EAN’s analysis shows Vermont spent more than $3 billion on energy last year, about $2 billion on fossil fuels. Duvall emphasized that electricity is only a portion of household energy expenses; transportation and heating (fossil fuels) remain the largest cost drivers. He told the committee that modern electric technologies — particularly electric vehicles — use energy far more efficiently than fossil‑fuel machinery and therefore offer durable savings over time.
“With an electric vehicle, your dollar takes you farther,” Duvall said, explaining that EVs convert a much higher share of input energy into useful work than internal‑combustion engines and therefore need less fuel to move the same distance. EAN’s case studies show a used or new EV can save several thousand dollars in fuel and maintenance over its life, even under conservative electricity‑price assumptions.

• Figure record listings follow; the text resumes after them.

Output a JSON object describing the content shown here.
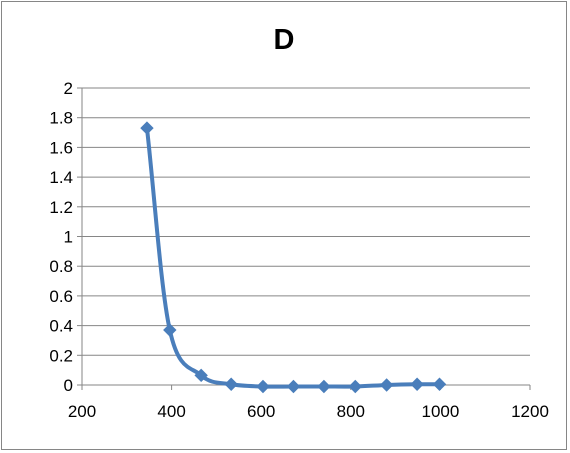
{
  "chart_data": {
    "type": "scatter",
    "title": "D",
    "xlabel": "",
    "ylabel": "",
    "xlim": [
      200,
      1200
    ],
    "ylim": [
      0,
      2
    ],
    "x_ticks": [
      "200",
      "400",
      "600",
      "800",
      "1000",
      "1200"
    ],
    "y_ticks": [
      "0",
      "0.2",
      "0.4",
      "0.6",
      "0.8",
      "1",
      "1.2",
      "1.4",
      "1.6",
      "1.8",
      "2"
    ],
    "grid": "horizontal",
    "smoothed_line": true,
    "marker": "diamond",
    "series": [
      {
        "color": "#4a7ebb",
        "points": [
          {
            "x": 345,
            "y": 1.73
          },
          {
            "x": 396,
            "y": 0.37
          },
          {
            "x": 466,
            "y": 0.065
          },
          {
            "x": 533,
            "y": 0.005
          },
          {
            "x": 604,
            "y": -0.01
          },
          {
            "x": 672,
            "y": -0.01
          },
          {
            "x": 740,
            "y": -0.01
          },
          {
            "x": 810,
            "y": -0.01
          },
          {
            "x": 880,
            "y": 0.0
          },
          {
            "x": 948,
            "y": 0.005
          },
          {
            "x": 998,
            "y": 0.005
          }
        ]
      }
    ]
  }
}
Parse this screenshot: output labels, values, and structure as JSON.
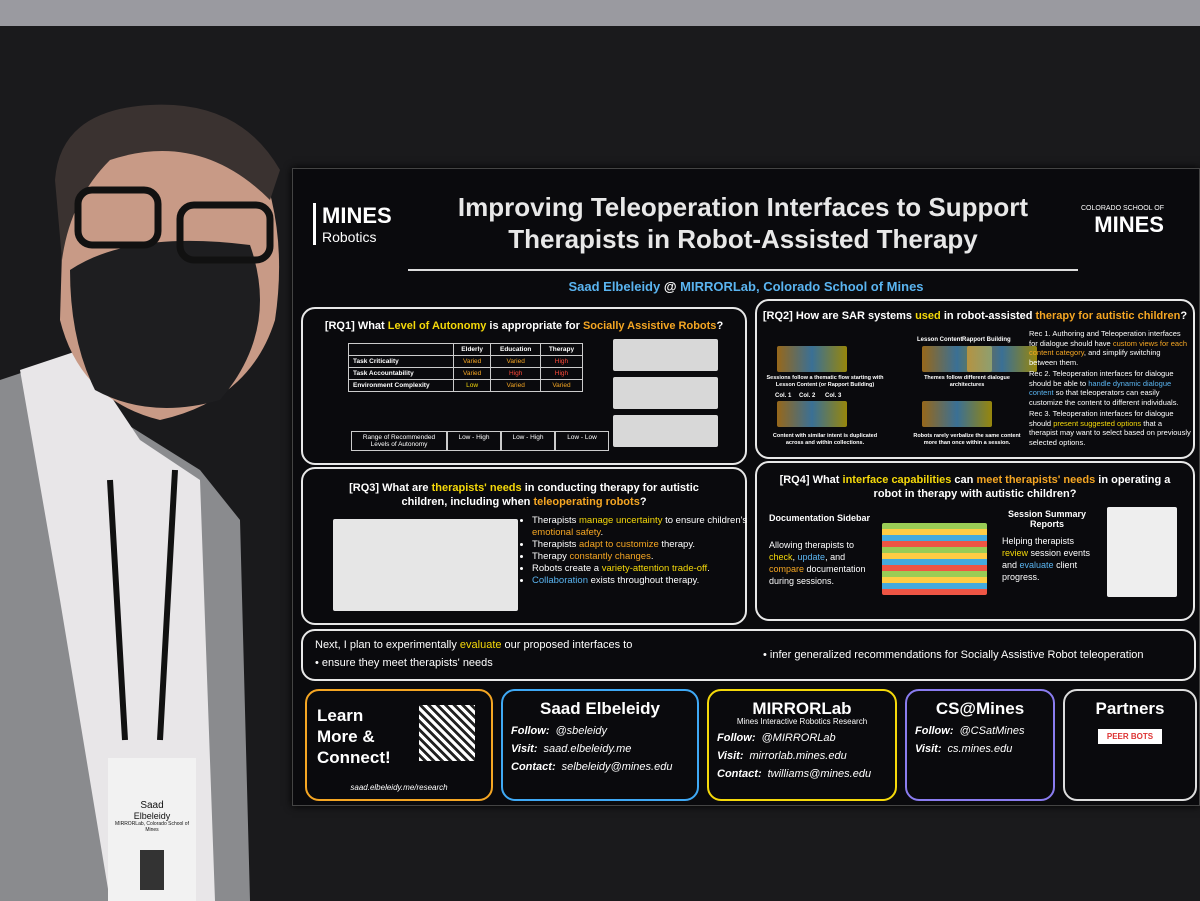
{
  "poster": {
    "logo_left": [
      "MINES",
      "Robotics"
    ],
    "title": [
      "Improving Teleoperation Interfaces to Support",
      "Therapists in Robot-Assisted Therapy"
    ],
    "logo_right": [
      "COLORADO SCHOOL OF",
      "MINES"
    ],
    "author": [
      {
        "text": "Saad Elbeleidy",
        "color": "#5ab4f0"
      },
      {
        "text": " @ "
      },
      {
        "text": "MIRRORLab, Colorado School of Mines",
        "color": "#5ab4f0"
      }
    ],
    "rq1": {
      "heading": [
        {
          "text": "[RQ1] What "
        },
        {
          "text": "Level of Autonomy",
          "color": "#f5d90a"
        },
        {
          "text": " is appropriate for "
        },
        {
          "text": "Socially Assistive Robots",
          "color": "#f5a623"
        },
        {
          "text": "?"
        }
      ],
      "columns": [
        "Elderly",
        "Education",
        "Therapy"
      ],
      "rows": [
        {
          "label": "Task Criticality",
          "cells": [
            {
              "text": "Varied",
              "color": "#f5a623"
            },
            {
              "text": "Varied",
              "color": "#f5a623"
            },
            {
              "text": "High",
              "color": "#ff4a3a"
            }
          ]
        },
        {
          "label": "Task Accountability",
          "cells": [
            {
              "text": "Varied",
              "color": "#f5a623"
            },
            {
              "text": "High",
              "color": "#ff4a3a"
            },
            {
              "text": "High",
              "color": "#ff4a3a"
            }
          ]
        },
        {
          "label": "Environment Complexity",
          "cells": [
            {
              "text": "Low",
              "color": "#f5d90a"
            },
            {
              "text": "Varied",
              "color": "#f5a623"
            },
            {
              "text": "Varied",
              "color": "#f5a623"
            }
          ]
        }
      ],
      "range_label": "Range of Recommended Levels of Autonomy",
      "ranges": [
        "Low - High",
        "Low - High",
        "Low - Low"
      ]
    },
    "rq2": {
      "heading": [
        {
          "text": "[RQ2] How are SAR systems "
        },
        {
          "text": "used",
          "color": "#f5d90a"
        },
        {
          "text": " in robot-assisted "
        },
        {
          "text": "therapy for autistic children",
          "color": "#f5a623"
        },
        {
          "text": "?"
        }
      ],
      "labels": [
        "Lesson Content",
        "Rapport Building",
        "Col. 1",
        "Col. 2",
        "Col. 3"
      ],
      "captions": [
        "Sessions follow a thematic flow starting with Lesson Content (or Rapport Building)",
        "Themes follow different dialogue architectures",
        "Content with similar intent is duplicated across and within collections.",
        "Robots rarely verbalize the same content more than once within a session."
      ],
      "recs": [
        [
          {
            "text": "Rec 1. Authoring and Teleoperation interfaces for dialogue should have "
          },
          {
            "text": "custom views for each content category",
            "color": "#f5a623"
          },
          {
            "text": ", and simplify switching between them."
          }
        ],
        [
          {
            "text": "Rec 2. Teleoperation interfaces for dialogue should be able to "
          },
          {
            "text": "handle dynamic dialogue content",
            "color": "#5ab4f0"
          },
          {
            "text": " so that teleoperators can easily customize the content to different individuals."
          }
        ],
        [
          {
            "text": "Rec 3. Teleoperation interfaces for dialogue should "
          },
          {
            "text": "present suggested options",
            "color": "#f5d90a"
          },
          {
            "text": " that a therapist may want to select based on previously selected options."
          }
        ]
      ]
    },
    "rq3": {
      "heading": [
        {
          "text": "[RQ3] What are "
        },
        {
          "text": "therapists' needs",
          "color": "#f5d90a"
        },
        {
          "text": " in conducting therapy for autistic children, including when "
        },
        {
          "text": "teleoperating robots",
          "color": "#f5a623"
        },
        {
          "text": "?"
        }
      ],
      "bullets": [
        [
          {
            "text": "Therapists "
          },
          {
            "text": "manage uncertainty",
            "color": "#f5d90a"
          },
          {
            "text": " to ensure children's "
          },
          {
            "text": "emotional safety",
            "color": "#f5a623"
          },
          {
            "text": "."
          }
        ],
        [
          {
            "text": "Therapists "
          },
          {
            "text": "adapt to customize",
            "color": "#f5a623"
          },
          {
            "text": " therapy."
          }
        ],
        [
          {
            "text": "Therapy "
          },
          {
            "text": "constantly changes",
            "color": "#f5a623"
          },
          {
            "text": "."
          }
        ],
        [
          {
            "text": "Robots create a "
          },
          {
            "text": "variety-attention trade-off",
            "color": "#f5d90a"
          },
          {
            "text": "."
          }
        ],
        [
          {
            "text": "Collaboration",
            "color": "#5ab4f0"
          },
          {
            "text": " exists throughout therapy."
          }
        ]
      ]
    },
    "rq4": {
      "heading": [
        {
          "text": "[RQ4] What "
        },
        {
          "text": "interface capabilities",
          "color": "#f5d90a"
        },
        {
          "text": " can "
        },
        {
          "text": "meet therapists' needs",
          "color": "#f5a623"
        },
        {
          "text": " in operating a robot in therapy with autistic children?"
        }
      ],
      "left_title": "Documentation Sidebar",
      "left_text": [
        {
          "text": "Allowing therapists to "
        },
        {
          "text": "check",
          "color": "#f5d90a"
        },
        {
          "text": ", "
        },
        {
          "text": "update",
          "color": "#5ab4f0"
        },
        {
          "text": ", and "
        },
        {
          "text": "compare",
          "color": "#f5a623"
        },
        {
          "text": " documentation during sessions."
        }
      ],
      "right_title": "Session Summary Reports",
      "right_text": [
        {
          "text": "Helping therapists "
        },
        {
          "text": "review",
          "color": "#f5d90a"
        },
        {
          "text": " session events and "
        },
        {
          "text": "evaluate",
          "color": "#5ab4f0"
        },
        {
          "text": " client progress."
        }
      ]
    },
    "next": {
      "lead": [
        {
          "text": "Next, I plan to experimentally "
        },
        {
          "text": "evaluate",
          "color": "#f5d90a"
        },
        {
          "text": " our proposed interfaces to"
        }
      ],
      "items": [
        "ensure they meet therapists' needs",
        "infer generalized recommendations for Socially Assistive Robot teleoperation"
      ]
    },
    "footer": {
      "learn": "Learn More & Connect!",
      "url": "saad.elbeleidy.me/research",
      "cards": [
        {
          "title": "Saad Elbeleidy",
          "color": "#3fa9f5",
          "lines": [
            [
              "Follow:",
              "@sbeleidy"
            ],
            [
              "Visit:",
              "saad.elbeleidy.me"
            ],
            [
              "Contact:",
              "selbeleidy@mines.edu"
            ]
          ]
        },
        {
          "title": "MIRRORLab",
          "subtitle": "Mines Interactive Robotics Research",
          "color": "#f5d90a",
          "lines": [
            [
              "Follow:",
              "@MIRRORLab"
            ],
            [
              "Visit:",
              "mirrorlab.mines.edu"
            ],
            [
              "Contact:",
              "twilliams@mines.edu"
            ]
          ]
        },
        {
          "title": "CS@Mines",
          "color": "#8a7cf0",
          "lines": [
            [
              "Follow:",
              "@CSatMines"
            ],
            [
              "Visit:",
              "cs.mines.edu"
            ]
          ]
        }
      ],
      "partners": "Partners",
      "partner_logo": "PEER BOTS"
    }
  },
  "badge": [
    "Saad",
    "Elbeleidy",
    "MIRRORLab, Colorado School of Mines"
  ]
}
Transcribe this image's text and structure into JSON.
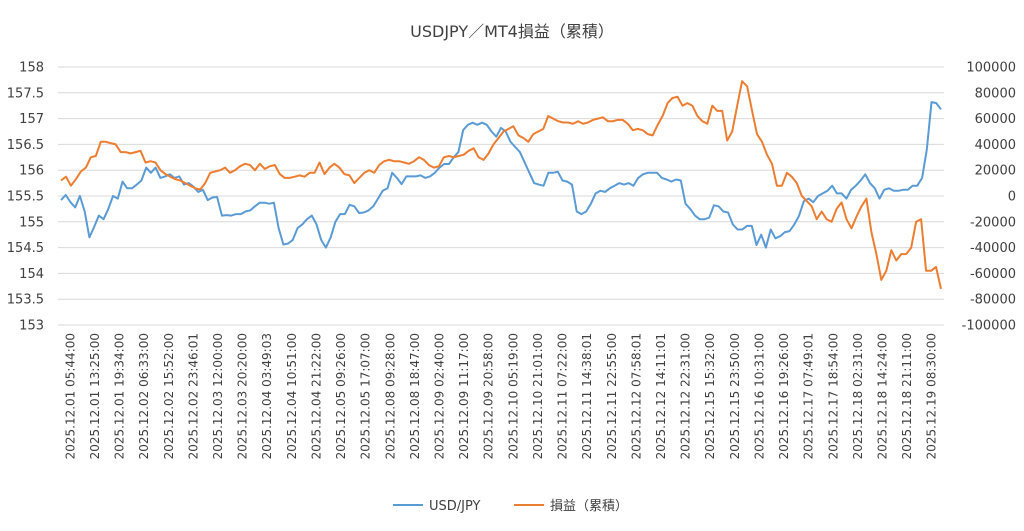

Duvall also highlighted distributional impacts: between 2020 and 2025, Vermont’s state and utility incentives directed to EV purchases prioritized lower‑ and middle‑income households; in 2024–25 those state programs were fully expended and the federal EV tax credits expired, leaving only limited utility rebates. EAN warned that removing those incentives risks locking higher‑cost, higher‑emissions options to households that cannot bear upfront costs.
The report recommends preserving targeted incentives for lower‑income households, expanding affordable EV charging options and off‑peak pricing, and coordinating state and utility programs so efficiency investments (EVs, heat pumps, weatherization) reach households most at risk from high fuel volatility.
This article summarizes EAN’s testimony and the report presented to the committee.